Tenía hambre de carne.
No veía la hora de encontrar una posada o un burdel, lo primero que fuese, para gastar una moneda por servicios completos. Pero el estómago le decía que si no se encargaba de él primero, le haría pasar un mal rato muy prolongado. Enfiló por un camino y al cabo de un par de horas, llegó hasta una aldea.
Detrás, Cranston lo seguía silencioso.
Abe no encontró muy acogedor la aldea. Casas con techos de paja y campos embarrados. Parecía un sitio muy abandonado, y dudaba siquiera que hubiese una posada donde pedir algo de comer. No obstante, estaba seguro que mujeres habría.

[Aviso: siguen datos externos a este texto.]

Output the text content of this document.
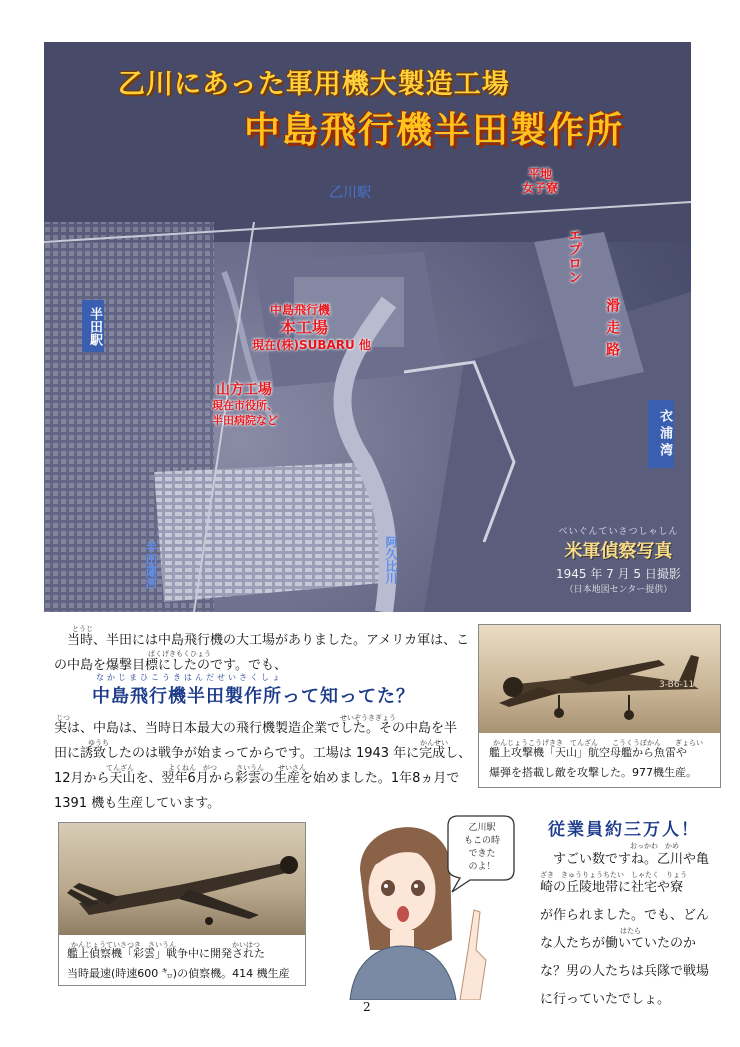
乙川にあった軍用機大製造工場
中島飛行機半田製作所
乙川駅
平地
女子寮
エプロン
滑走路
半田駅	中島飛行機
本工場
現在(株)SUBARU 他
山方工場
現在市役所、
半田病院など	衣浦湾
半田運河	阿久比川
べいぐんていさつしゃしん
米軍偵察写真
1945 年 7 月 5 日撮影
（日本地図センター提供）
とうじ
ばくげきもくひょう
当時、半田には中島飛行機の大工場がありました。アメリカ軍は、こ
の中島を爆撃目標にしたのです。でも、
なかじまひこうきはんだせいさくしょ
中島飛行機半田製作所って知ってた？
じつ	せいぞうきぎょう
ゆうち	かんせい
てんざん	よくねん　がつ	さいうん せいさん
実は、中島は、当時日本最大の飛行機製造企業でした。その中島を半
田に誘致したのは戦争が始まってからです。工場は 1943 年に完成し、
12月から天山を、翌年6月から彩雲の生産を始めました。1年8ヵ月で
1391 機も生産しています。
3-B6-11
かんじょうこうげきき　てんざん　　こうくうぼかん　　ぎょらい
艦上攻撃機「天山」航空母艦から魚雷や
爆弾を搭載し敵を攻撃した。977機生産。
かんじょうていさつき　さいうん　　　　　　　　かいはつ
艦上偵察機「彩雲」戦争中に開発された
当時最速(時速600 ㌔)の偵察機。414 機生産
乙川駅
もこの時
できた
のよ！
従業員約三万人！
おっかわ　かめ
ざき　きゅうりょうちたい　しゃたく　りょう
はたら
すごい数ですね。乙川や亀
崎の丘陵地帯に社宅や寮
が作られました。でも、どん
な人たちが働いていたのか
な？男の人たちは兵隊で戦場
に行っていたでしょ。
2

Se acercó hasta lo que sería la “entrada” a la aldea: un sendero que la partía a la mitad, dejando cinco chozas a un lado y tres al otro. Todas tenían las puertas abiertas. No se escuchaba ni un solo sonido.
El sitio estaba abandonado de verdad.
—Puta vida—maldijo—, larguémonos Cranston.
Cranston asintió sin decir nada. Estaba algo silencioso. Mejor, pensó Abe, a veces le sacaba de quicio con su forma bobalicona de mirarle. Abe se jactó para sus adentros de no haberle dado aún parte de la recompensa extra que habían obtenido. Ya habría tiempo para eso.
Cruzó por el sendero de en medio, y de reojo vio una luz salir de una de las chozas.
Abe apenas se percató de eso, pero cuando se detuvo, se dio la vuelta hacia esa choza abandonada. No vio nada salir de allí. Cranston no se dio cuenta de ello, su mirada enfilada hacia Abe.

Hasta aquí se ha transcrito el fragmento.